The workers joined labor and union activists seeking wages of $15 an hour, more than double the current $7.25 and the right to union representation without reprisal. These strikes come at a time when U.S. Democrats are highlighting income inequality as a dominant problem ahead of this year's mid-term elections and are pushing to raise the federal minimum wage.

The minimum wage has been a factor of considerable debate in the recent past. In fact, President Obama sought to raise the federal minimum wage to $10.10 per hour from the current $7.25 in 2015. However, this directive is reportedly being intensely debated against by the Republicans in Congress.

However, a number of states have minimum wages above the federal minimum, which include 23 states and Washington, DC. In fact, Seattle and Chicago have raised their respective minimum wages to $15 and $13 an hour, which will be implemented by 2018, while San Diego raised it to $11.50 effective by 2017.
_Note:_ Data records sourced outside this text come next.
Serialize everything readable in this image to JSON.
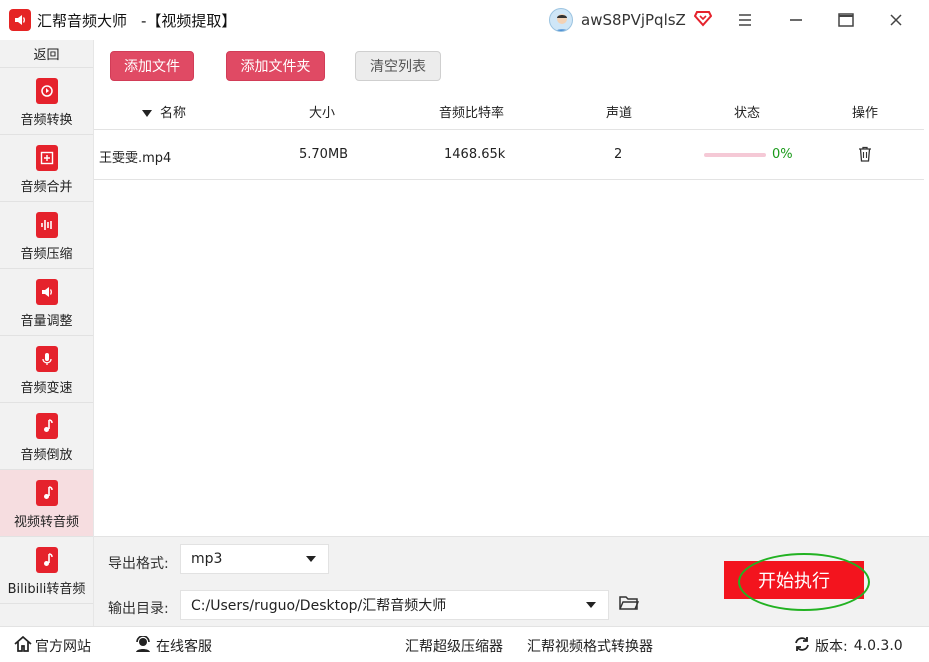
{
  "window": {
    "app_title": "汇帮音频大师",
    "mode_title": "-【视频提取】",
    "username": "awS8PVjPqlsZ",
    "icons": {
      "logo": "speaker-logo-icon",
      "vip": "vip-diamond-icon",
      "menu": "menu-icon",
      "minimize": "minimize-icon",
      "maximize": "maximize-icon",
      "close": "close-icon"
    }
  },
  "sidebar": {
    "back_label": "返回",
    "items": [
      {
        "label": "音频转换",
        "icon": "audio-convert-icon"
      },
      {
        "label": "音频合并",
        "icon": "audio-merge-icon"
      },
      {
        "label": "音频压缩",
        "icon": "audio-compress-icon"
      },
      {
        "label": "音量调整",
        "icon": "volume-adjust-icon"
      },
      {
        "label": "音频变速",
        "icon": "audio-speed-icon"
      },
      {
        "label": "音频倒放",
        "icon": "audio-reverse-icon"
      },
      {
        "label": "视频转音频",
        "icon": "video-to-audio-icon",
        "active": true
      },
      {
        "label": "Bilibili转音频",
        "icon": "bilibili-to-audio-icon"
      }
    ]
  },
  "toolbar": {
    "add_file": "添加文件",
    "add_folder": "添加文件夹",
    "clear_list": "清空列表"
  },
  "table": {
    "headers": [
      "名称",
      "大小",
      "音频比特率",
      "声道",
      "状态",
      "操作"
    ],
    "rows": [
      {
        "name": "王雯雯.mp4",
        "size": "5.70MB",
        "bitrate": "1468.65k",
        "channels": "2",
        "progress": 0,
        "progress_text": "0%"
      }
    ]
  },
  "settings": {
    "format_label": "导出格式:",
    "format_value": "mp3",
    "dir_label": "输出目录:",
    "dir_value": "C:/Users/ruguo/Desktop/汇帮音频大师"
  },
  "start_button": "开始执行",
  "footer": {
    "website": "官方网站",
    "support": "在线客服",
    "compressor": "汇帮超级压缩器",
    "video_converter": "汇帮视频格式转换器",
    "version_label": "版本:",
    "version_value": "4.0.3.0"
  },
  "colors": {
    "accent_red": "#e5222c",
    "button_pink": "#e04a64",
    "start_red": "#f3141e",
    "progress_green": "#1a9a1a",
    "highlight_green": "#22b222"
  }
}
With the U.S. fast food industry already facing the brunt of intensifying competition and traffic slowdown due to tepid consumer spending trends, we list three stocks that would be most affected by the strikes:

McDonald's Corp. (MCD) has around 35,683 restaurants in 119 countries as of Jun 30, 2014. Among these, more than 80% were licensed to franchisees. Most of these franchises reportedly pay around $7-$8 per hour to their employees and the company stated that it does not set wages for its franchisees in the U.S.

Despite wages, which were far below $15 per hour, for the six months ended Jun 30, 2014, McDonald's paid 26% of its revenues as payroll & employee benefits. We believe McDonald's will be most affected by a hike in the minimum wage due to its elevated employee compensation expenses.

Another restaurant stock likely to face the brunt is Kentucky-based Yum! Brands, Inc. (YUM). For the first half of 2014, the company paid almost 19% of its revenues to payroll and employee benefits. Like McDonald's, almost 80% of Yum! Brands’ restaurants are franchised.

A hike in the minimum wage would make it difficult for Yum! Brands to reap profits. This might prompt big price increases on their menus, which in turn might lead to lower comps. For, Yum! Brands, which is already facing dwindling comps in its U.S. segment for the past few quarters, this is really bad news.

Among other fast food chains, The Wendy's Company (WEN), which operated 6,545 restaurants as of Jun 29, will also be significantly impacted by these strikes. The company’s restaurant labor costs accounted for 28% of its total sales in the second quarter of 2014 and will rise if the minimum wage is raised by the authorities.

We believe a $15 an hour wage would lead to a price hike at many fast-food chains. For the U.S. restaurant sector which is already battling increased commodity prices, a raise in wages will further stifle margins. This might force these operators to raise menu prices exorbitantly. If a wage hike takes place, restaurants might also cut down on the workforce and invest more in technology.

For an industry which depends more on students, immigrants and casual workers and less on skilled labor, a minimum wage hike might add to their already compounding problems.